りそなホールディングス(HD)は2030年度までにESG(環境・社会・企業統治)型の投資商品3兆円を販売する。投資を通じて社会課題の解決を目指すインパクト型の投資信託などを投入し、販売に力を入れる。銀行の融資でもESGを事業性評価に組み込む。メガバンクなど金融機関が脱炭素にカジを切るなか、中堅・中小企業の対応を後押しする。

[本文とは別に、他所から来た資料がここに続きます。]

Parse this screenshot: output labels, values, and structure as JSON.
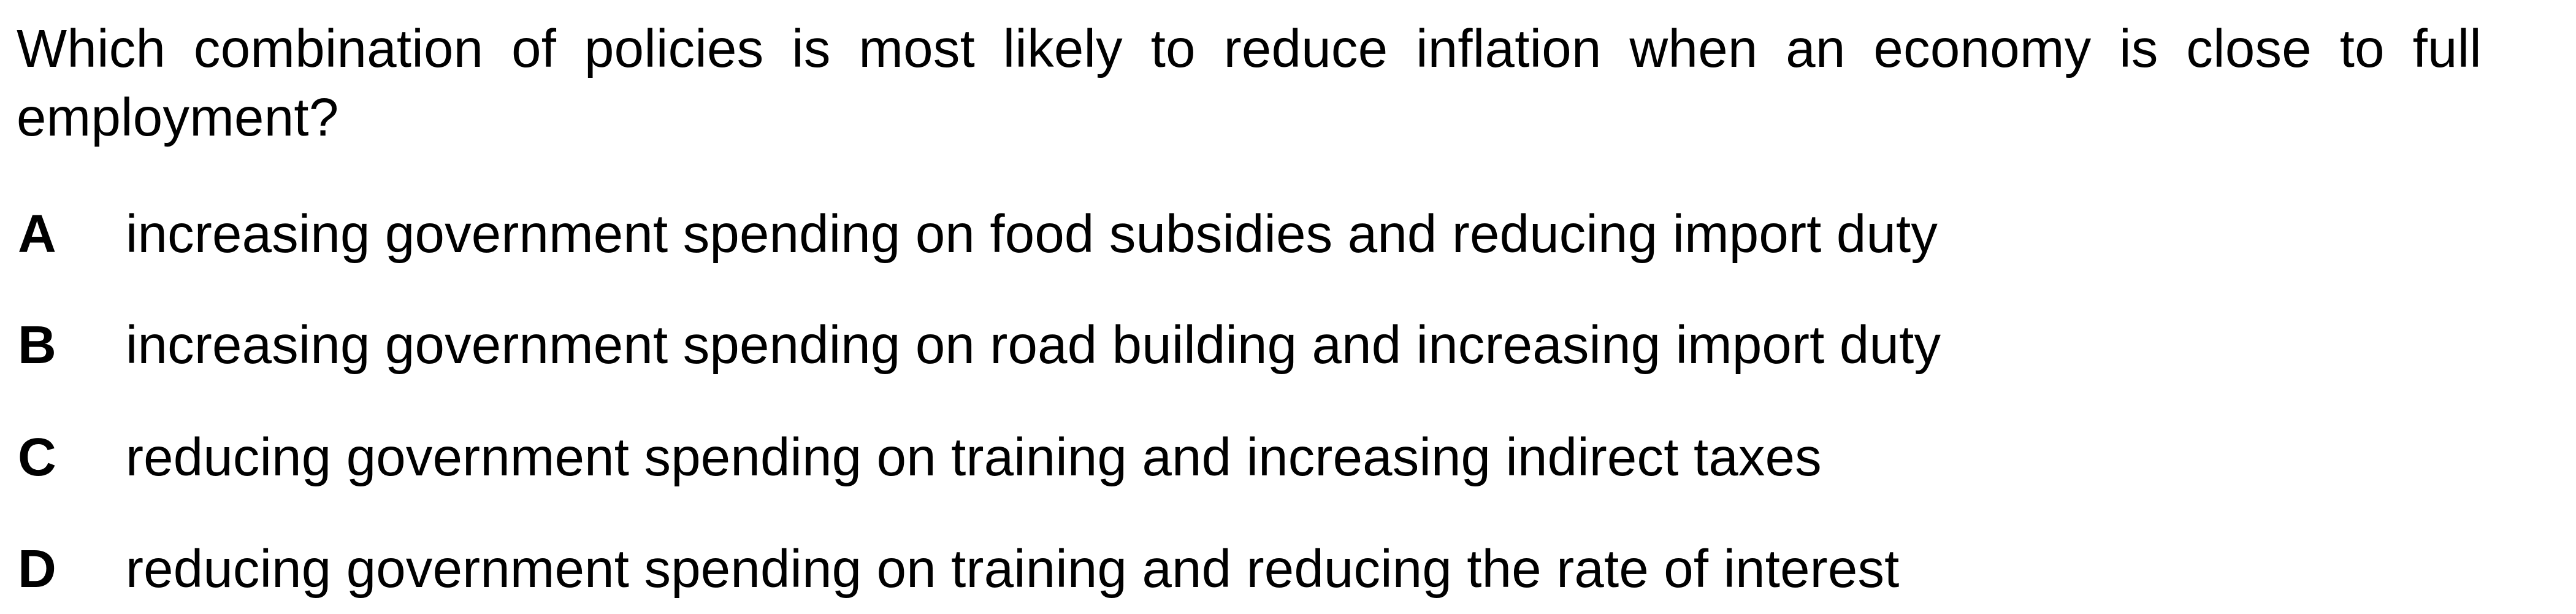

6日までにりそなHDの南昌宏社長が日本経済新聞の取材に明らかにした。同社は傘下に資産運用会社のりそなアセットマネジメントがある。12月には世界の株式にインパクト投資をする投信を投入する計画だ。こうしたESG関連商品をりそな銀行や地銀と協力して販売し、30年度までに3兆円を販売する。南社長は「(投資の)リスクやリターンに加え、社会課題の解決に向けた意志が新しい価値を生む。資金の流れを変えていきたい」と語った。

りそなHDは30年度までのESG関連の投融資全体で10兆円とする計画を掲げている。3兆円の販売目標はこの一環。これまでの販売実績(約200億円)から150倍に高める。

銀行融資では来春からESGの観点を事業性評価に組み込む。社会や環境への考え方や企業統治のあり方などを聞き取り、営業員が企業をより深く理解できるようにする。「取引先の現在地や次の一歩をともに考えるための取り組み」(南社長)と位置づけ、「融資しないという判断基準にはしない」とする。営業員と企業の対話(エンゲージメント)のきっかけにし、金融商品の販売やコンサルティングサービスなどの入り口にしたい考えだ。

りそなHDは取引先に製造業などの中堅・中小企業が多いが、上場企業に比べて脱炭素への取り組みが進んでいないのが実情だ。ただ、米アップルがiPhoneなど自社製品の生産を通じて排出する二酸化炭素(CO2)を30年までに実質ゼロにする方針を表明するなど、対応が遅れた企業は供給網(サプライチェーン)から締め出されかねない。南社長はESG関連の取り組みを通じ、「(取引先企業が)変化に適応し、競争力の維持強化を後押しできれば」と語った。